元・副会長のCinema Days

映画の感想文を中心に、好き勝手なことを語っていきます。

音楽に全く関心の無い人々。

2016-06-10 06:21:55 | 音楽ネタ
 日本レコード協会が今年(2016年)3月に発表した“音楽メディアユーザー実態調査”の最新版となる2015年度版において、10代から60代までの約2千人の調査対象の中で、無料でも音楽を聴かない“完全な無関心層”が34.6%を占めたことが明らかになった。つまり、今や我が国ではおよそ3人に1人が“無料でも音楽を聴かない完全な無関心層”であるらしいのだ。

 これに対してネット上やマスコミでは“(AKB商法などをやり玉に挙げて)最近のJ-POPの製作サイドのいい加減さ”を指摘したり、“良い楽曲が少なくなった”ということを嘆いてみたりと、いろいろな意見が飛び交っているようだが、それらはすべてピント外れである。なぜなら、もしも作り手の怠慢や目立つ楽曲の不在などが“音楽離れ”の原因であるならば、提供側の努力によって何とかなりそうなものだが、今回の調査における“無料でも音楽を聴かない完全な無関心層”は、それでも動かないからだ。

 最初から全く関心の無い層に対して、いくら良質のコンテンツを提示しても無駄である。例えれば、ゴルフに興味の無い者に安くて良いクラブを奨めたり、近場にある環境の良いゴルフ場を紹介するようなものだ。言うまでもなく、そんな行為は徒労に終わる。

 私はこの結果に対して、(調査方法の内容は別にしても)少しも驚きはしなかった。その理由は(以前も書いたとおり)日本人は元々あまり音楽が好きではないからだ。諸外国の状況はどうか知らないが、少なくとも日本に西洋音楽が入ってきてから百数十年しか経っていないのは事実。音楽を鑑賞するという行為は根付いていないと考えるのが自然だろう。

 では、なぜ90年代半ばまではミリオンセラーが頻出したのか。それは今ほど景気が悪くなく、庶民には自由に使える金がまだまだあったからだ。そして“みんなが聴くから自分も聴く”というような、日本人らしい横並び的な発想があったことも見逃せない。

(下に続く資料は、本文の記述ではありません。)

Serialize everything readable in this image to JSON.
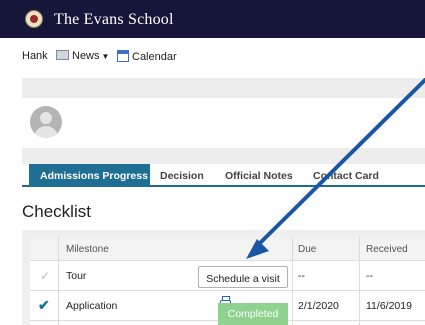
{
  "header": {
    "school_name": "The Evans School"
  },
  "nav": {
    "user": "Hank",
    "news_label": "News",
    "calendar_label": "Calendar"
  },
  "tabs": [
    {
      "label": "Admissions Progress",
      "active": true
    },
    {
      "label": "Decision",
      "active": false
    },
    {
      "label": "Official Notes",
      "active": false
    },
    {
      "label": "Contact Card",
      "active": false
    }
  ],
  "checklist": {
    "title": "Checklist",
    "columns": {
      "milestone": "Milestone",
      "due": "Due",
      "received": "Received"
    },
    "rows": [
      {
        "milestone": "Tour",
        "due": "--",
        "received": "--",
        "action": "Schedule a visit",
        "done": false
      },
      {
        "milestone": "Application",
        "due": "2/1/2020",
        "received": "11/6/2019",
        "status": "Completed",
        "done": true
      }
    ]
  },
  "colors": {
    "header_bg": "#15163a",
    "active_tab": "#1f6e93",
    "completed_green": "#8fd18f",
    "arrow": "#1c56a3"
  }
}
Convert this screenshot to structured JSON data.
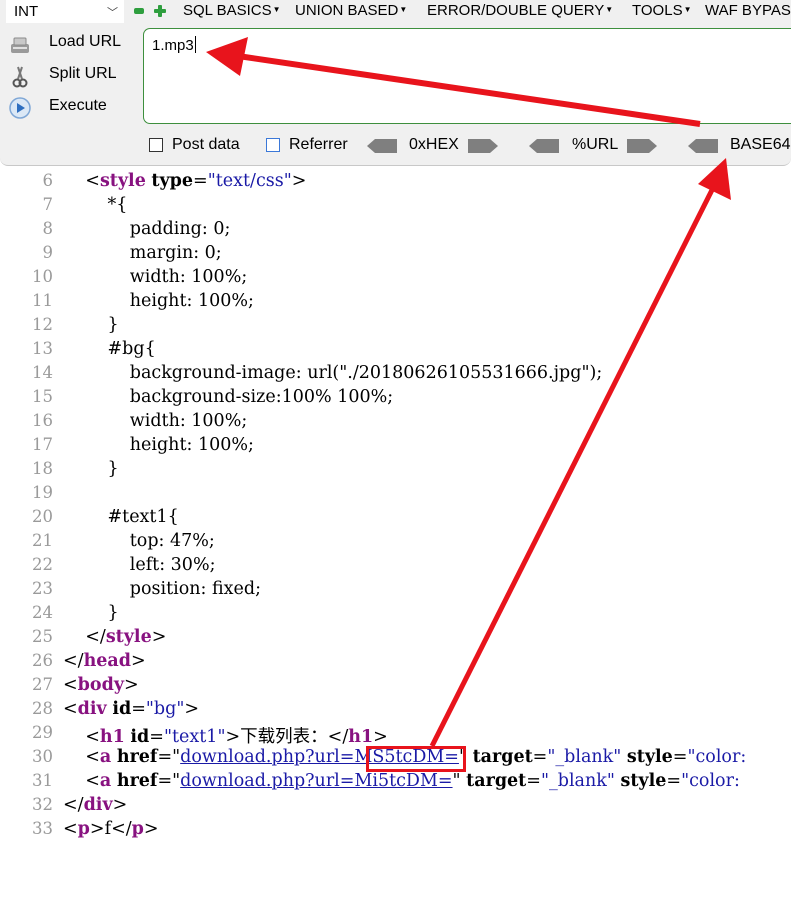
{
  "hackbar": {
    "int_select": "INT",
    "menus": [
      {
        "label": "SQL BASICS"
      },
      {
        "label": "UNION BASED"
      },
      {
        "label": "ERROR/DOUBLE QUERY"
      },
      {
        "label": "TOOLS"
      },
      {
        "label": "WAF BYPASS"
      }
    ],
    "side_buttons": {
      "load_url": "Load URL",
      "split_url": "Split URL",
      "execute": "Execute"
    },
    "url_value": "1.mp3",
    "options": {
      "post_data": "Post data",
      "referrer": "Referrer",
      "hex": "0xHEX",
      "url": "%URL",
      "base64": "BASE64"
    }
  },
  "source": {
    "lines": [
      {
        "n": "6",
        "text": ""
      },
      {
        "n": "7",
        "text": "        *{"
      },
      {
        "n": "8",
        "text": "            padding: 0;"
      },
      {
        "n": "9",
        "text": "            margin: 0;"
      },
      {
        "n": "10",
        "text": "            width: 100%;"
      },
      {
        "n": "11",
        "text": "            height: 100%;"
      },
      {
        "n": "12",
        "text": "        }"
      },
      {
        "n": "13",
        "text": "        #bg{"
      },
      {
        "n": "14",
        "text": "            background-image: url(\"./20180626105531666.jpg\");"
      },
      {
        "n": "15",
        "text": "            background-size:100% 100%;"
      },
      {
        "n": "16",
        "text": "            width: 100%;"
      },
      {
        "n": "17",
        "text": "            height: 100%;"
      },
      {
        "n": "18",
        "text": "        }"
      },
      {
        "n": "19",
        "text": ""
      },
      {
        "n": "20",
        "text": "        #text1{"
      },
      {
        "n": "21",
        "text": "            top: 47%;"
      },
      {
        "n": "22",
        "text": "            left: 30%;"
      },
      {
        "n": "23",
        "text": "            position: fixed;"
      },
      {
        "n": "24",
        "text": "        }"
      },
      {
        "n": "25",
        "text": ""
      },
      {
        "n": "26",
        "text": ""
      },
      {
        "n": "27",
        "text": ""
      },
      {
        "n": "28",
        "text": ""
      },
      {
        "n": "29",
        "text": ""
      },
      {
        "n": "30",
        "text": ""
      },
      {
        "n": "31",
        "text": ""
      },
      {
        "n": "32",
        "text": ""
      },
      {
        "n": "33",
        "text": ""
      }
    ],
    "style_open": {
      "tag": "style",
      "attr": "type",
      "val": "\"text/css\""
    },
    "style_close": "style",
    "head_close": "head",
    "body_open": "body",
    "div_open": {
      "tag": "div",
      "attr": "id",
      "val": "\"bg\""
    },
    "h1": {
      "tag": "h1",
      "attr": "id",
      "val": "\"text1\"",
      "text": "下载列表：",
      "close": "h1"
    },
    "a1": {
      "tag": "a",
      "href": "download.php?url=MS5tcDM=",
      "rest_attr": "target",
      "rest_val": "\"_blank\"",
      "style_attr": "style",
      "style_val": "\"color:"
    },
    "a2": {
      "tag": "a",
      "href": "download.php?url=Mi5tcDM=",
      "rest_attr": "target",
      "rest_val": "\"_blank\"",
      "style_attr": "style",
      "style_val": "\"color:"
    },
    "div_close": "div",
    "p": {
      "tag": "p",
      "text": "f"
    }
  },
  "colors": {
    "tag": "#881280",
    "value": "#1a1aa6",
    "annotation": "#e8141c",
    "url_border": "#3d8f3d"
  }
}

 で、景気が後退して将来の展望も見えない現在は、音楽という“元々好きではないもの”に対してカネやヒマを注ぎ込むことが無くなったと・・・・つまりはこういうことだ。実に単純な話である。さらに巷では“若者が音楽を聴かなくなった”ということがクローズアップされるが、調査結果で目立っているのは40歳以上の年配層の“音楽離れ”の方だ。これも単に“若い頃は付和雷同的にハヤリの音楽に耳を傾けていたが、トシを取って世のトレンドに無頓着になった結果、音楽自体に興味が持てなくなった”という筋書きでしかない。

 しかしまあ“3人に1人が音楽について完全な無関心”であることは、言い換えれば“3人に2人は、今でも音楽に何らかの関心がある”ということでもある。オーディオの潜在市場も決して小さくないとも言えるわけで、業界は“音楽離れ”を言い訳にせずに、市場の拡大に精進してもらいたいものだ。